The modern world is characterized, not only in principle but also in practice, on greater freedom – socially, in the sense of accessibility and of traveling the world, etc. All these are supposed to be ways in which the liberated human being finds expression.

But this is only one side of things. There are other aspects that work – though mostly in accordance with people's will – in the opposite direction. The more modern and advanced the world becomes, the more life in the wide expanses is discarded. More and more farmers and their likes, who were surrounded with open spaces and sky above their heads, move to the big cities; these in turn are growing bigger and are becoming more crowded, with more high-rise towers. Contemporary men, the city people, can, technically speaking, travel far and wide; but social patterns place them in factories and offices. In principle it is a free society; but in practice, there is a significant measure of enslavement in it.

Choosing city life is not an inescapable necessity, but rather a matter of choice. It seems that people tend to crowd together more and more, to inhabit closed spaces and live a life full of locks and fences. True, city people do have entertainment centers, surely more than the inhabitants of villages or wilderness do – night clubs and day clubs, restaurants and pubs; but these too are, in essence, a part of this huddle, they fulfill a need to be with others – not necessarily significant others: just others, and many of them. People no longer just sit or roam around, singing their own song: they go to congested shows and events.

In this sense one people willingly do to themselves what is being done to chickens against their will. For reasons of comfort and efficiency they choose not to walk around on their own, but rather crowd in small cages (even if these cages contain six or eight rooms). They go into those cages either because they are familiar and cozy or because they are no longer familiar with any other kind of existence except life in such cages.

In the not-so-very-distant past, people who went in groups of whatever kind they had close, intimate relations with each other, and not only with one person but with different kinds of people: family members, friends from their congregation or neighborhood play-mates. But this, too, seems to have become too heavy, and consequently the things that people once used to enjoy are changing, they too are and becoming more crowded.
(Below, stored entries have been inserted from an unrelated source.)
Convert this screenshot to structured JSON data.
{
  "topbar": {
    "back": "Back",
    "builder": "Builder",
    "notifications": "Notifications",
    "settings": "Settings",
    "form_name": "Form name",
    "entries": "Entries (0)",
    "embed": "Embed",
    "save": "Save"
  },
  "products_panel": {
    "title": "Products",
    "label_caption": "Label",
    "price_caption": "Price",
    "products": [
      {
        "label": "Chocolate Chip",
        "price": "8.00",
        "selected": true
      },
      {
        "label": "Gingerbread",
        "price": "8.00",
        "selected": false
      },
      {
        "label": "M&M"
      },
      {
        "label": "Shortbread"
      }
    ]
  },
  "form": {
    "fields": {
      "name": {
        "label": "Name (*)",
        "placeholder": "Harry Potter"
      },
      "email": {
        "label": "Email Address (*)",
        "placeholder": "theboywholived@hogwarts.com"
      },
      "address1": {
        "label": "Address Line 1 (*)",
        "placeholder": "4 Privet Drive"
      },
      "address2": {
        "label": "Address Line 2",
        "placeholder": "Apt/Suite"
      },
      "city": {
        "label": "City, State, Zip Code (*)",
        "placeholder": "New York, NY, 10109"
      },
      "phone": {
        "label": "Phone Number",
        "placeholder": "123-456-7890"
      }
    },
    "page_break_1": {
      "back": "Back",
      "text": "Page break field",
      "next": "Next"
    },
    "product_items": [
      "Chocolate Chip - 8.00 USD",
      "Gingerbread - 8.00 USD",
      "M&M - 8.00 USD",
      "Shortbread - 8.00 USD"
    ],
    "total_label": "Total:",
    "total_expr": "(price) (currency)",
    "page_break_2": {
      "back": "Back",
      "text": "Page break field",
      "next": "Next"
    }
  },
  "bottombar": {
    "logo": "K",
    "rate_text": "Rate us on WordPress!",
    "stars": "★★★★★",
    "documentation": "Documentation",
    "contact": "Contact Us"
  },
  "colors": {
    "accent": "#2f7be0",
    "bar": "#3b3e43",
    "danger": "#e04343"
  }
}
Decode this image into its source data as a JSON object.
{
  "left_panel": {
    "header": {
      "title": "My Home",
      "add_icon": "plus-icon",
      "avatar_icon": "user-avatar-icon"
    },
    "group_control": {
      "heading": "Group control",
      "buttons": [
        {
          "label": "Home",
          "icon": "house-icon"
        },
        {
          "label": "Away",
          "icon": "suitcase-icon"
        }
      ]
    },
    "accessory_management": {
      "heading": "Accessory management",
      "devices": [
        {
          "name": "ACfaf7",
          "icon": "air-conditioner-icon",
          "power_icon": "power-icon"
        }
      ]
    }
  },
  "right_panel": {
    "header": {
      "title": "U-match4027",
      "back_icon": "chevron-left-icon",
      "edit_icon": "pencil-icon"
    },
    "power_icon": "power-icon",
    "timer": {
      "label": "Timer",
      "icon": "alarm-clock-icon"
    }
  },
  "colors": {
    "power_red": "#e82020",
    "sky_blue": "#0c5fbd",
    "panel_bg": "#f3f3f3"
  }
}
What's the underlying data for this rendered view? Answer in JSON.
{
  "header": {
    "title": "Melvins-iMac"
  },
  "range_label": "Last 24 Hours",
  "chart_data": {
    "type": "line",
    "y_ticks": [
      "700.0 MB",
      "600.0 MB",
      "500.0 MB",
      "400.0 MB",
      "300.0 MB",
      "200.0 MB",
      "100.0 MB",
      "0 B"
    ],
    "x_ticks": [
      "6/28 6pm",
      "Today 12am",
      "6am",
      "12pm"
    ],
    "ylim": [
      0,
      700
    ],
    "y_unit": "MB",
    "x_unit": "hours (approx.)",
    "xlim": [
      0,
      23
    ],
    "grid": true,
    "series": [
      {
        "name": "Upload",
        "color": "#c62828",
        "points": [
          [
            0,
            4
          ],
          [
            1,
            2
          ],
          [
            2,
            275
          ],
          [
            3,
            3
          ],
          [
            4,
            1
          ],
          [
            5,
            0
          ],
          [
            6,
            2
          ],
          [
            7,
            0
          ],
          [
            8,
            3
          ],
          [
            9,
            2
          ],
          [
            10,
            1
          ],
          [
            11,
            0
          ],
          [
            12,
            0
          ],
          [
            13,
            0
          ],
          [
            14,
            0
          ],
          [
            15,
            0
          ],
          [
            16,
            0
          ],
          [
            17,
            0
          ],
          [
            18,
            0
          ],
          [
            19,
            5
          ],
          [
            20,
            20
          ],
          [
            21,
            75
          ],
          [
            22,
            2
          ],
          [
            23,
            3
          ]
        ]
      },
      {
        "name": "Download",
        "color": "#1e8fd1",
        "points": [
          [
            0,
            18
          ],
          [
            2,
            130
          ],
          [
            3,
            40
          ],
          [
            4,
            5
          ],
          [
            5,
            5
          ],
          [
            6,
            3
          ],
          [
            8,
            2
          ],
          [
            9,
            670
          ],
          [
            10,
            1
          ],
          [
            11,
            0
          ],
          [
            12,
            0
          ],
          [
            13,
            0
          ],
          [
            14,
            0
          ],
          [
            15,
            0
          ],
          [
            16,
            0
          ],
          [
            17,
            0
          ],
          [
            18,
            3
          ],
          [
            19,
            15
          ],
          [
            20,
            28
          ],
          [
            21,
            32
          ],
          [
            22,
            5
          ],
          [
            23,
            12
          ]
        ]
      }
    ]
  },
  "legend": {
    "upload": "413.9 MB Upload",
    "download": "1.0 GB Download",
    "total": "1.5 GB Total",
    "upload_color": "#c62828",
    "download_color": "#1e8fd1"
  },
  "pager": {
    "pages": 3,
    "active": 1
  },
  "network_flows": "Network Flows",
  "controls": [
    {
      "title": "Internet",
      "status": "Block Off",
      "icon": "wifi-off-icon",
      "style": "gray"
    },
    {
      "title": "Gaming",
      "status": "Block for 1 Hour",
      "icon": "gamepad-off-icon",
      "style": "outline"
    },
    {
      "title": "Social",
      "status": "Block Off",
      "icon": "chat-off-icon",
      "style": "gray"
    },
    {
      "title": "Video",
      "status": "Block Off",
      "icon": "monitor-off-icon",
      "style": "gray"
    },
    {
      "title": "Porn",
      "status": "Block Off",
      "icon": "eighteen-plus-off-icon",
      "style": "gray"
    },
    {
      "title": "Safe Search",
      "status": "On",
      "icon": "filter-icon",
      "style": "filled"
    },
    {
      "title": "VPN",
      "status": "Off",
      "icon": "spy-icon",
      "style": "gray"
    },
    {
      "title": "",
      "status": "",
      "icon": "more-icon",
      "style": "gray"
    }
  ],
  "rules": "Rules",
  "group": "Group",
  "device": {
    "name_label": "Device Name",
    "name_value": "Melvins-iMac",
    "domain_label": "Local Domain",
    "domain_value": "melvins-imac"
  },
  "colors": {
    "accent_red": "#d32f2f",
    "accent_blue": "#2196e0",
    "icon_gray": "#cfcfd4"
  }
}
Furthermore, the various media that were supposed to open the entire world for the individual, wherever he may be – such as TV stations, radio and computers – are indeed highly successful; but their success expresses, to a great extent, the loss of individual identity; for the individual is now no more than a rating datum.

Nowadays, practically everybody has in their pockets gadgets that seemingly allow them to connect with the entire world. But in practice even the cellphones, with all that has developed around them, have become just one more means of crowding together, of losing selfhood and of dependence. Cellphones have become replacements for real people. As can be seen everywhere, people now have less and less time to talk to each other face to face. Human, individual contact is continuously ceding to these gadgets. Even in family or friends reunions people almost do not sit with each other: they sit with their cellphones – basically in order to tell each other more or less the same things. Thus even the megalopolises and jumbo-events are shrinking, for the chickens are sitting in their cages, eating and drinking, and cackling with each other via their smartphones.